Principaux moments de la table ronde "L’éducation, la chance de l’Afrique. Dix ans de projets en faveur de l'éducation : bilan et perspectives" organisée par le ministère des Affaires étrangères et l’Agence Française de Développement (AFD) le 20 novembre 2012. Cet événement a réuni près de 200 participants autour d’un panel d’intervenants riche et diversifié composé de représentants d'organisations internationales et des ministres de l’Education nationale du Burkina Faso et du Sénégal.*
Quels progrès ont été réalisés depuis 2000 ?

En 2000, la communauté internationale a retenu deux objectifs prioritaires : réaliser la scolarisation primaire universelle et l’égalité des sexes. Ces engagements se sont traduits par une collaboration internationale étroite en faveur de l’éducation, en appui à l’élaboration de plans sectoriels nationaux. Plus de dix ans après, quel bilan peut-on tirer de ces initiatives ? À trois ans de la date butoir de 2015, quelles sont désormais les orientations de l’agenda éducatif international ?

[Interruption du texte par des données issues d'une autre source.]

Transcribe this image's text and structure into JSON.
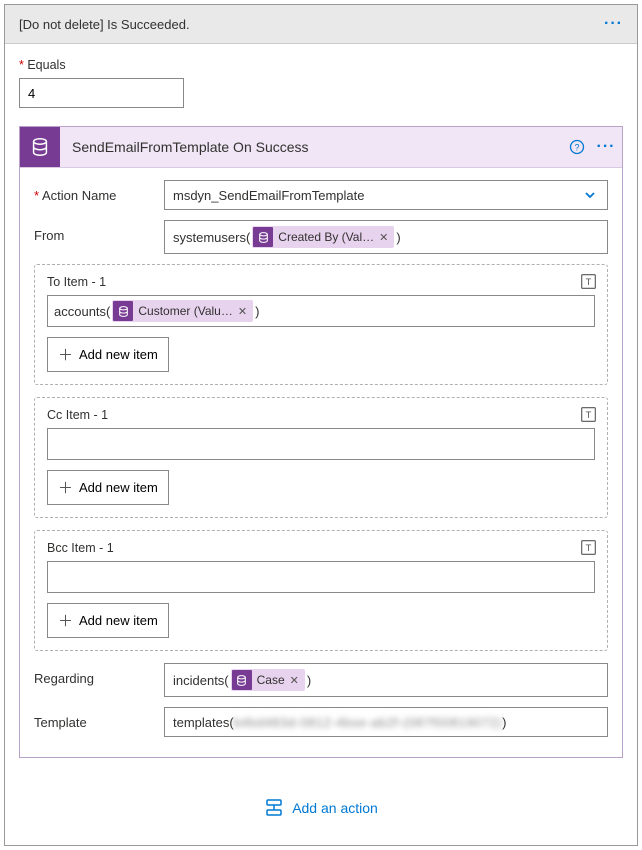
{
  "header": {
    "title": "[Do not delete] Is Succeeded."
  },
  "equals": {
    "label": "Equals",
    "value": "4"
  },
  "card": {
    "title": "SendEmailFromTemplate On Success"
  },
  "actionName": {
    "label": "Action Name",
    "value": "msdyn_SendEmailFromTemplate"
  },
  "from": {
    "label": "From",
    "prefix": "systemusers(",
    "token": "Created By (Val…",
    "suffix": ")"
  },
  "to": {
    "title": "To Item - 1",
    "prefix": "accounts(",
    "token": "Customer (Valu…",
    "suffix": ")",
    "add": "Add new item"
  },
  "cc": {
    "title": "Cc Item - 1",
    "add": "Add new item"
  },
  "bcc": {
    "title": "Bcc Item - 1",
    "add": "Add new item"
  },
  "regarding": {
    "label": "Regarding",
    "prefix": "incidents(",
    "token": "Case",
    "suffix": ")"
  },
  "template": {
    "label": "Template",
    "prefix": "templates(",
    "blurred": "b4bd483d-0812-4bse-ab2f-(087f00819072)",
    "suffix": ")"
  },
  "footer": {
    "addAction": "Add an action"
  }
}
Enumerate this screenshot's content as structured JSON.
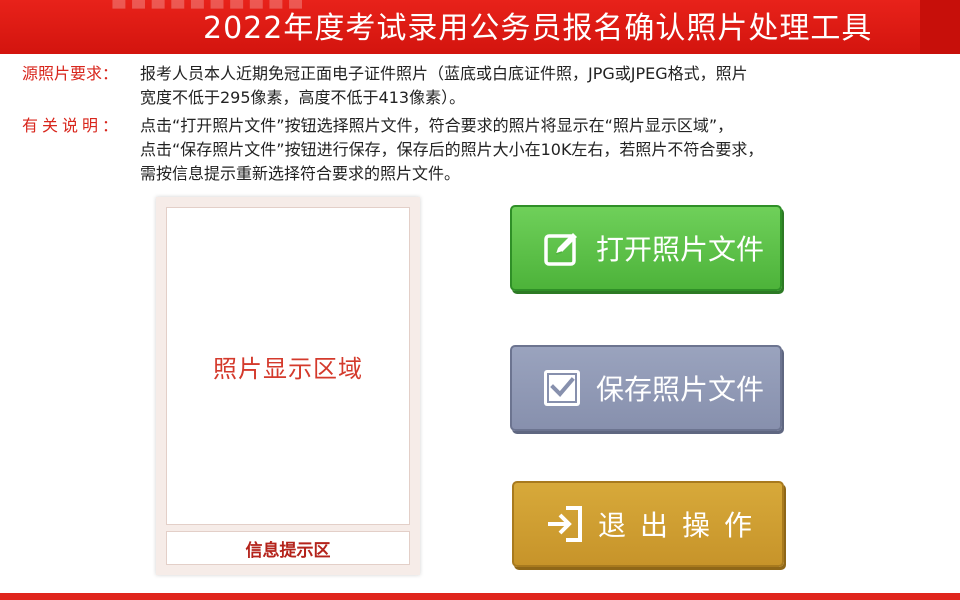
{
  "header": {
    "title": "2022年度考试录用公务员报名确认照片处理工具"
  },
  "info": {
    "source_label": "源照片要求：",
    "source_lines": [
      "报考人员本人近期免冠正面电子证件照片（蓝底或白底证件照，JPG或JPEG格式，照片",
      "宽度不低于295像素，高度不低于413像素）。"
    ],
    "notes_label": "有关说明：",
    "notes_lines": [
      "点击“打开照片文件”按钮选择照片文件，符合要求的照片将显示在“照片显示区域”，",
      "点击“保存照片文件”按钮进行保存，保存后的照片大小在10K左右，若照片不符合要求，",
      "需按信息提示重新选择符合要求的照片文件。"
    ]
  },
  "photo": {
    "area_label": "照片显示区域",
    "message_label": "信息提示区"
  },
  "buttons": {
    "open_label": "打开照片文件",
    "save_label": "保存照片文件",
    "exit_label": "退出操作"
  },
  "colors": {
    "brand_red": "#d3140e",
    "open_green": "#4db33a",
    "save_gray_blue": "#8790ad",
    "exit_gold": "#c7942a"
  },
  "icons": {
    "open": "edit-icon",
    "save": "checkbox-icon",
    "exit": "sign-in-arrow-icon"
  }
}
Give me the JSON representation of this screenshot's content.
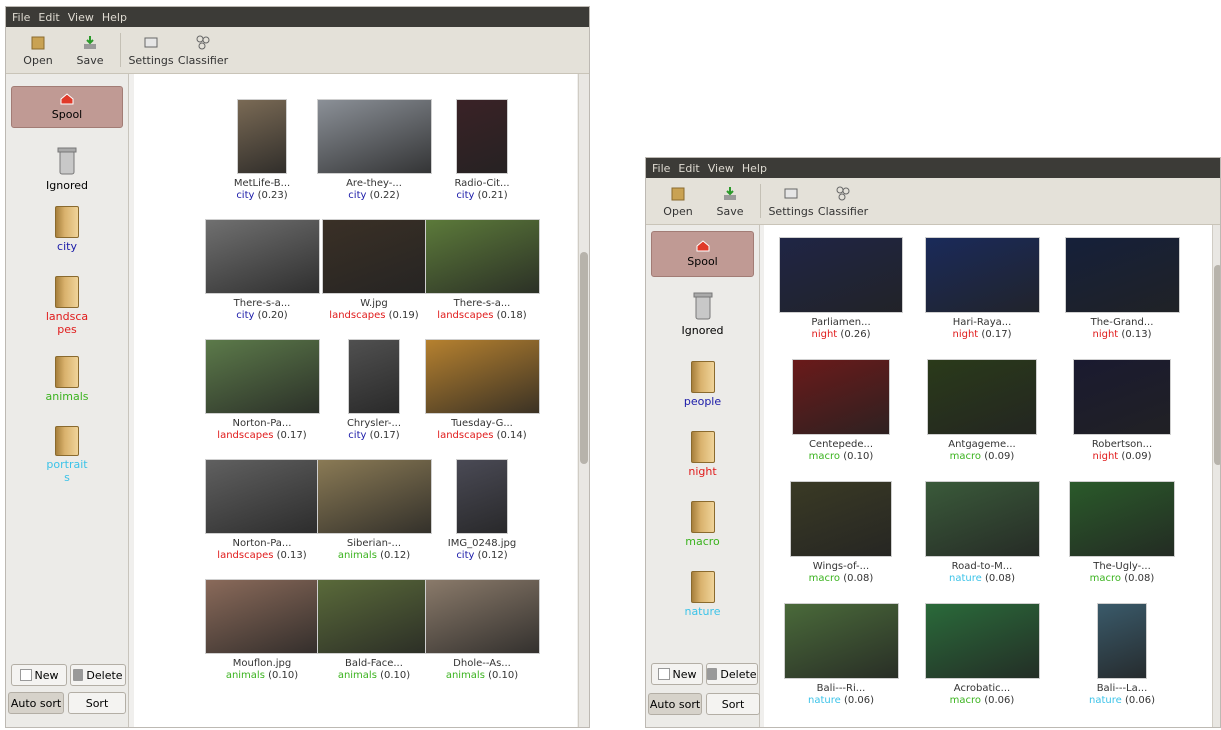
{
  "colors": {
    "city": "#1a1aa8",
    "landscapes": "#e01b1b",
    "animals": "#3bb31f",
    "portraits": "#3cc3e8",
    "people": "#1a1aa8",
    "night": "#e01b1b",
    "macro": "#3bb31f",
    "nature": "#3cc3e8"
  },
  "menu": [
    "File",
    "Edit",
    "View",
    "Help"
  ],
  "toolbar": {
    "open": "Open",
    "save": "Save",
    "settings": "Settings",
    "classifier": "Classifier"
  },
  "buttons": {
    "new": "New",
    "delete": "Delete",
    "auto_sort": "Auto sort",
    "sort": "Sort"
  },
  "left": {
    "sidebar": [
      {
        "label": "Spool",
        "kind": "spool"
      },
      {
        "label": "Ignored",
        "kind": "trash"
      },
      {
        "label": "city",
        "kind": "folder",
        "color": "#1a1aa8"
      },
      {
        "label": "landscapes",
        "kind": "folder",
        "color": "#e01b1b"
      },
      {
        "label": "animals",
        "kind": "folder",
        "color": "#3bb31f"
      },
      {
        "label": "portraits",
        "kind": "folder",
        "color": "#3cc3e8"
      }
    ],
    "items": [
      {
        "name": "MetLife-B...",
        "cat": "city",
        "score": "(0.23)"
      },
      {
        "name": "Are-they-...",
        "cat": "city",
        "score": "(0.22)"
      },
      {
        "name": "Radio-Cit...",
        "cat": "city",
        "score": "(0.21)"
      },
      {
        "name": "There-s-a...",
        "cat": "city",
        "score": "(0.20)"
      },
      {
        "name": "W.jpg",
        "cat": "landscapes",
        "score": "(0.19)"
      },
      {
        "name": "There-s-a...",
        "cat": "landscapes",
        "score": "(0.18)"
      },
      {
        "name": "Norton-Pa...",
        "cat": "landscapes",
        "score": "(0.17)"
      },
      {
        "name": "Chrysler-...",
        "cat": "city",
        "score": "(0.17)"
      },
      {
        "name": "Tuesday-G...",
        "cat": "landscapes",
        "score": "(0.14)"
      },
      {
        "name": "Norton-Pa...",
        "cat": "landscapes",
        "score": "(0.13)"
      },
      {
        "name": "Siberian-...",
        "cat": "animals",
        "score": "(0.12)"
      },
      {
        "name": "IMG_0248.jpg",
        "cat": "city",
        "score": "(0.12)"
      },
      {
        "name": "Mouflon.jpg",
        "cat": "animals",
        "score": "(0.10)"
      },
      {
        "name": "Bald-Face...",
        "cat": "animals",
        "score": "(0.10)"
      },
      {
        "name": "Dhole--As...",
        "cat": "animals",
        "score": "(0.10)"
      }
    ]
  },
  "right": {
    "sidebar": [
      {
        "label": "Spool",
        "kind": "spool"
      },
      {
        "label": "Ignored",
        "kind": "trash"
      },
      {
        "label": "people",
        "kind": "folder",
        "color": "#1a1aa8"
      },
      {
        "label": "night",
        "kind": "folder",
        "color": "#e01b1b"
      },
      {
        "label": "macro",
        "kind": "folder",
        "color": "#3bb31f"
      },
      {
        "label": "nature",
        "kind": "folder",
        "color": "#3cc3e8"
      }
    ],
    "items": [
      {
        "name": "Parliamen...",
        "cat": "night",
        "score": "(0.26)"
      },
      {
        "name": "Hari-Raya...",
        "cat": "night",
        "score": "(0.17)"
      },
      {
        "name": "The-Grand...",
        "cat": "night",
        "score": "(0.13)"
      },
      {
        "name": "Centepede...",
        "cat": "macro",
        "score": "(0.10)"
      },
      {
        "name": "Antgageme...",
        "cat": "macro",
        "score": "(0.09)"
      },
      {
        "name": "Robertson...",
        "cat": "night",
        "score": "(0.09)"
      },
      {
        "name": "Wings-of-...",
        "cat": "macro",
        "score": "(0.08)"
      },
      {
        "name": "Road-to-M...",
        "cat": "nature",
        "score": "(0.08)"
      },
      {
        "name": "The-Ugly-...",
        "cat": "macro",
        "score": "(0.08)"
      },
      {
        "name": "Bali---Ri...",
        "cat": "nature",
        "score": "(0.06)"
      },
      {
        "name": "Acrobatic...",
        "cat": "macro",
        "score": "(0.06)"
      },
      {
        "name": "Bali---La...",
        "cat": "nature",
        "score": "(0.06)"
      }
    ]
  }
}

Une éducation pour tous mais pas pour tous

La conférence a d’abord mis l’accent sur les progrès importants accomplis en termes d’accès à l’enseignement primaire, comme le démontre l’augmentation significative des taux de scolarisation sur le continent. Cependant, 60 millions d’enfants dans le monde ne sont toujours pas scolarisés, dont plus de trente millions en Afrique subsaharienne. Sont particulièrement exclus des systèmes éducatifs les populations vulnérables (pauvres, rurales, atteintes d’un handicap…) et plus précisément les filles, bien que leurs taux de scolarisation aient eux aussi beaucoup augmenté.

Des progrès décevants en matière de qualité de l'éducation

Les intervenants ont ensuite souligné que les progrès en termes de qualité ont été plus limités. Deux raisons en particulier ont été évoquées pour expliquer ce « déficit de qualité ». D’une part, le problème de la formation des enseignants : ceux-ci sont peu diplômés et bénéficient de formation de trop courte durée. D’autre part, les premiers apprentissages se font le plus souvent exclusivement en français, langue que beaucoup d’élèves ne maîtrisent pas au moment de leur entrée à l’école primaire. La mise en place d’un enseignement bilingue, comme c’est déjà le cas dans certains pays grâce au projet ELAN (Initiative d’enseignement des langues nationales) cofinancé par l’AFD et l’Office international de la francophonie (OIF), a été saluée.

Quel a été le rôle de l’aide internationale ?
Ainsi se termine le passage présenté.